Ruins Pub - A Review of KC's First Self-Serve Beer Bar

Ruins Pub--KC's first self-serve bar.
The Ruins Pub opened a couple weeks ago in the Crossroads at 1715 Main. It's KC's first self-serve craft beer bar. I went down to check it out just before the grand opening to get an idea of what the hell a self-serve craft beer bar is. To be honest, I figured that the self-serve part of it was going to be a silly gimmick. (I despise the self-checkout lines at grocery and hardware stores.) But in spite of my skepticism, I was surprised to find that I love the concept. More on that beer part later--first, a little background on the place.

A few years ago, Scott Kalwei was doing the daily grind as an engineer in KC. In what seems to be becoming one of our generation's American Dreams, he got fed up with the desk job, quit, and went to Europe to teach English. The plan originally was teach in Europe for a while, then go over to Asia to teach there as well. But he landed in Prague and loved the area so much that he just ended up sticking around there for a couple years.




VW Bus in the middle of the bar!
While there, Scott discovered the ruin pubs. They're essentially just bars set up in old decaying buildings and courtyards that have been neglected for decades--not unlike setting up shop in the West Bottoms or Crossroads.

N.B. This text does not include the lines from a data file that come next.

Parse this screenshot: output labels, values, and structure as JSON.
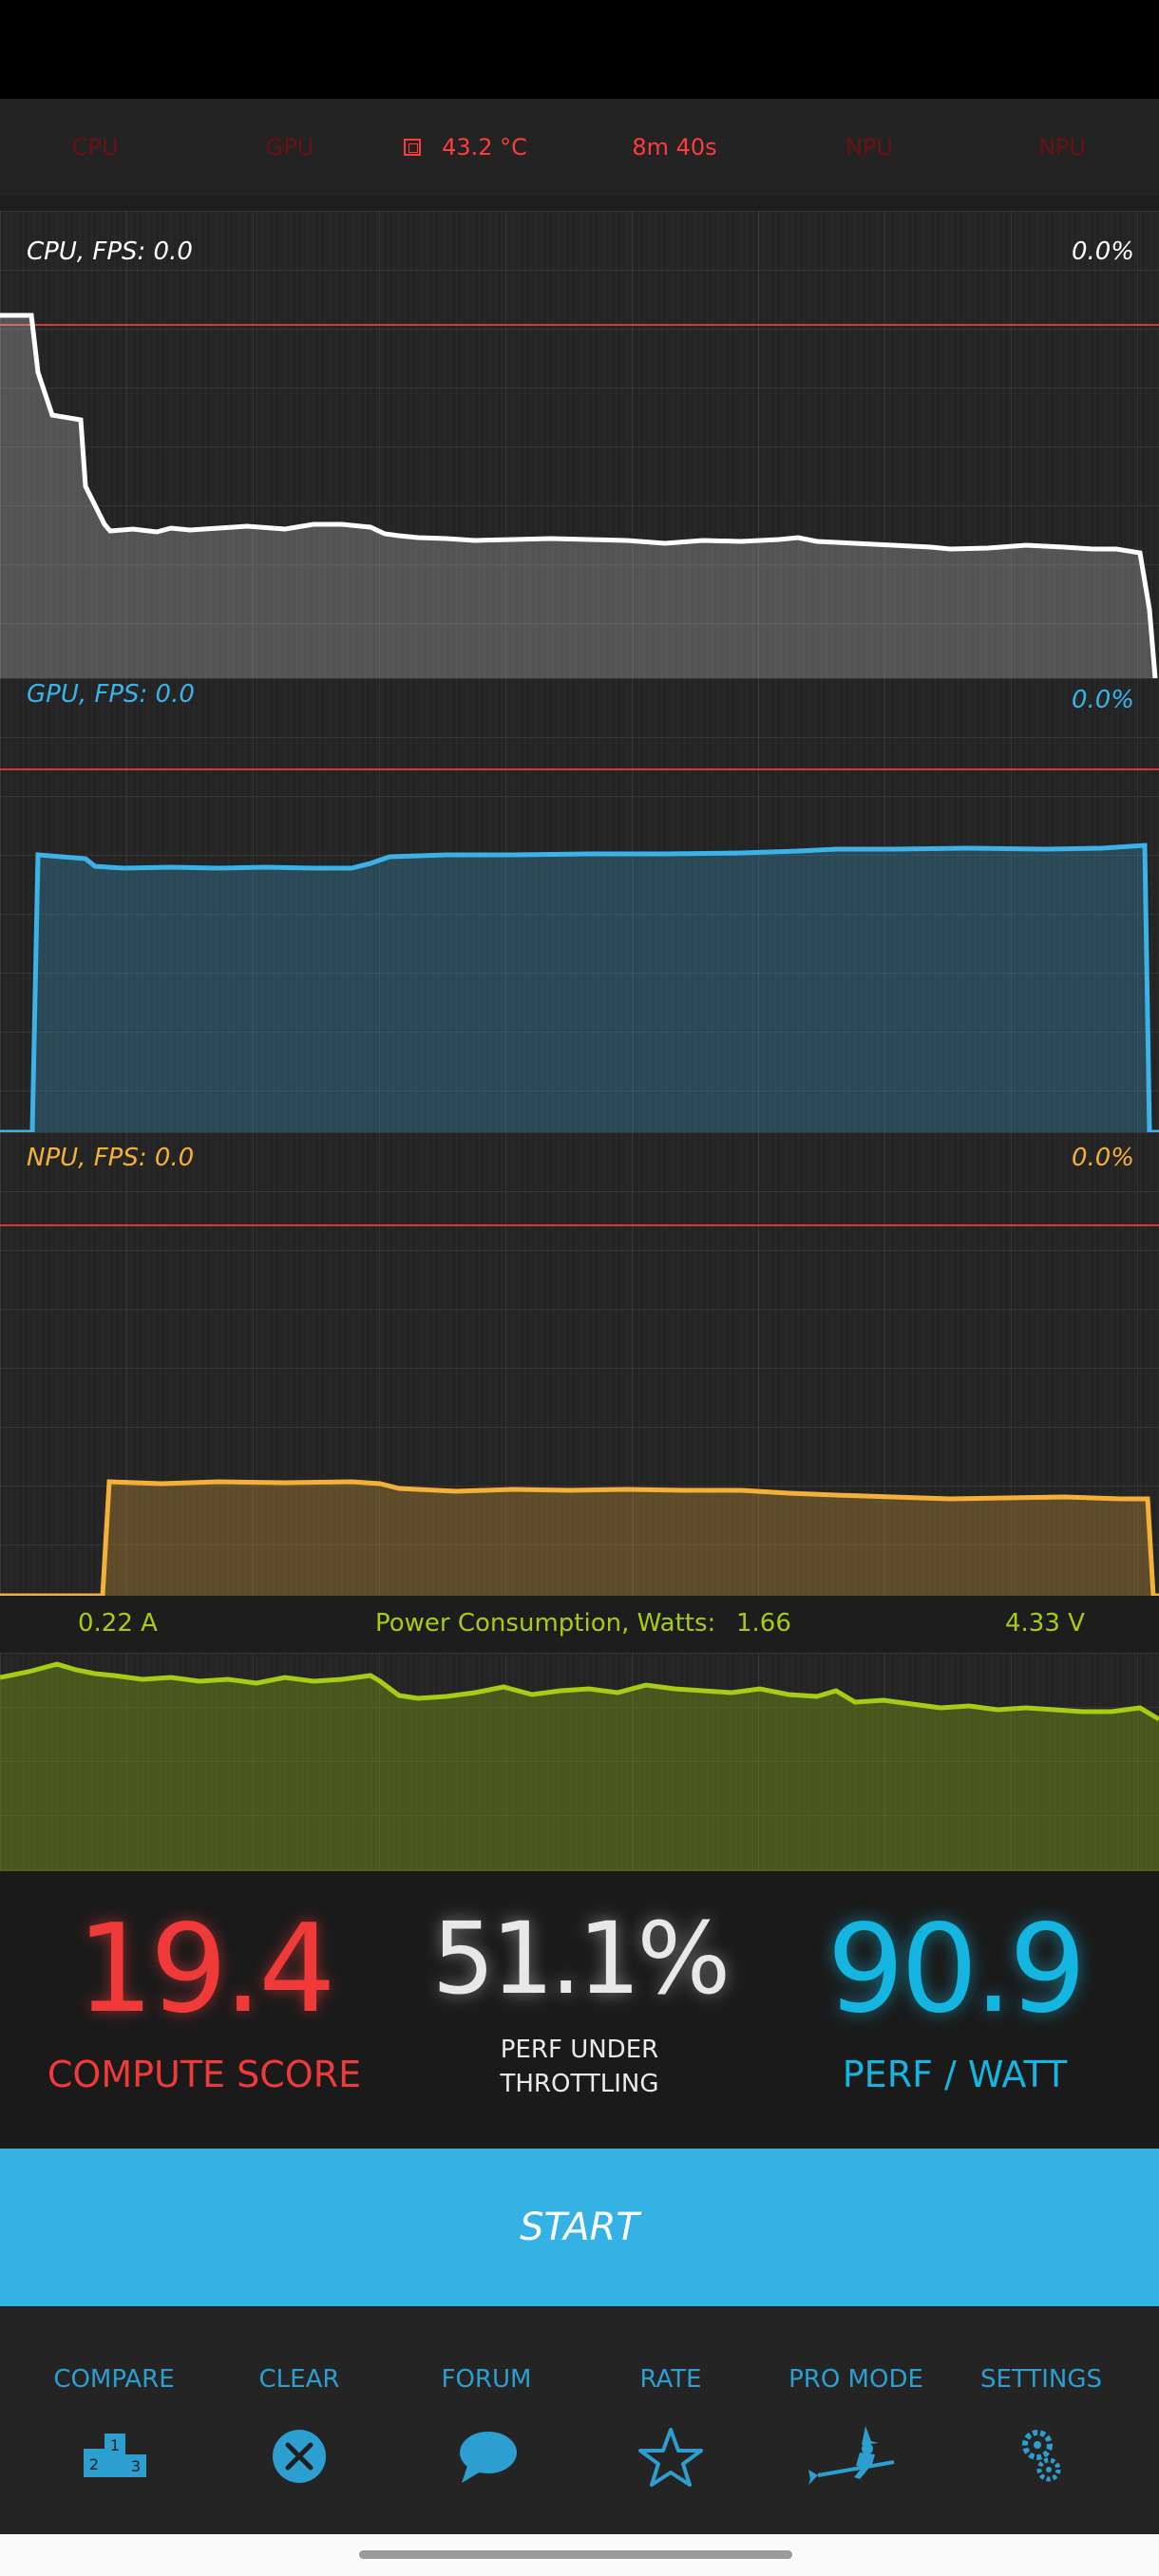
{
  "top_row": {
    "cpu": "CPU",
    "gpu": "GPU",
    "temperature": "43.2 °C",
    "elapsed": "8m 40s",
    "npu1": "NPU",
    "npu2": "NPU"
  },
  "cpu_panel": {
    "label": "CPU, FPS:  0.0",
    "value": "0.0%"
  },
  "gpu_panel": {
    "label": "GPU, FPS:  0.0",
    "value": "0.0%"
  },
  "npu_panel": {
    "label": "NPU, FPS:  0.0",
    "value": "0.0%"
  },
  "power": {
    "current": "0.22 A",
    "label": "Power Consumption, Watts:",
    "watts": "1.66",
    "voltage": "4.33 V"
  },
  "scores": {
    "compute_score": "19.4",
    "compute_label": "COMPUTE SCORE",
    "throttling_value": "51.1%",
    "throttling_label_line1": "PERF UNDER",
    "throttling_label_line2": "THROTTLING",
    "perf_watt": "90.9",
    "perf_watt_label": "PERF / WATT"
  },
  "start_label": "START",
  "nav": [
    {
      "label": "COMPARE",
      "icon": "podium-icon"
    },
    {
      "label": "CLEAR",
      "icon": "clear-x-icon"
    },
    {
      "label": "FORUM",
      "icon": "speech-bubble-icon"
    },
    {
      "label": "RATE",
      "icon": "star-icon"
    },
    {
      "label": "PRO MODE",
      "icon": "witch-icon"
    },
    {
      "label": "SETTINGS",
      "icon": "gears-icon"
    }
  ],
  "colors": {
    "cpu": "#ffffff",
    "gpu": "#3bb3e8",
    "npu": "#f4b13a",
    "power": "#a7cc16",
    "threshold": "#d23a3a",
    "accent": "#33b2e3"
  }
}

After Scott came back to the US, he decided to recreate his favorite kind of Eastern European hangout in KC.

The bar has the same feel as a ruin pub from Budapest--there's a VW bus parked in the middle of the bar with a table in it, all manner of weird stuff hangs from the walls and ceilings, there's a mishmash of random furniture (including a bathtub cut in half as a love seat), and a huge graffiti-style mural adorns the wall next to the bar. The bar has a feel to it that is just weird enough that it doesn't come off as silly or disingenuous.

The food is an eclectic mix to match the decor--they've got the typical Eastern European goulash, fried bread and sausages, but also street tacos and pub sandwiches. Everything we ordered was good and reasonably priced. Service was slow, but it was the first day they opened for full lunch service, so I'm sure they've ironed out any issues in the kitchen or with the servers by now.

Self-serve taps with the RFID card.
Ok, now what you're probably really interested in--the beer! Like I said, I thought it might be a gimmick, but I quickly realized that idea is awesome. How it works--you get a card with an RFID chip and a pint glass when you sit down. Take the card and your glass up to the bar, set your card in the slot of whatever beer you want, and pour away.

The system measures and charges your pours to the 0.1 oz, so you can fill up a tiny sample while you're trying to decide, or just fill your whole glass. The system ticks up like you're at a gas pump. When it's time to pay, you just hand your beer chip card over to your server. You could literally stand there and go down the line and sample every beer on tap. And the beer selection was great, so you'll probably want to get a taste of all of them.

If you're really adventurous, you could even use Ruins Pub as your very own beer blending laboratory! No, I'm not talking about making a suicide...I'm talking about real beer blending like the pros do--blending various sours to get the perfect level of tartness, blending unrelated beers like IPAs with hefeweizens or sours with stouts to create something new, or even rounding out a barrel aged beer with some fresh stuff to get it just to your liking. I really don't know of any other place, unless you own your own bar, where you could do anything like this with this many different beers at once.

The bar has 40 self-serve taps.

I do see some potential difficulties with the self-serve concept that they're going to have to work through being the first of their kind. Normally your bartender would fix you up with the perfect pour--not necessarily so with the self-serve system. If you pour a beer, and you get all foam, you're not going to want to pour off that foam to fill your glass since you already paid for it. I'm also wondering what happens if you blow a keg and the get last bit of dregs or if you get a beer out of a keg with a dirty tap line? Will there be a way to dump a beer and get the money comped back from your card if something like this happens?

The other tricky thing is to keep an eye on how much money you're spending. They give you a 16 oz. pint glass but some of the beers are priced like they should go in a snifter (and rightly so). I managed to accidentally fill my pint glass full with New Belgium le Terroir to the tune of about $12. The per-oz and per-pint prices are on the menus at the table, and the system tells you exactly how much your pour costs real-time, but even with this it's still easy to pour yourself a mighty expensive beer if you're not paying attention.

Regardless of these potential pitfalls, I thought the place was great, and will definitely be making it one of my regular stops. Go check it out and let us know what you think of the self-serve setup!

Owner Scott Kalwei. 

Yep--that's a bathtub and a wire spool.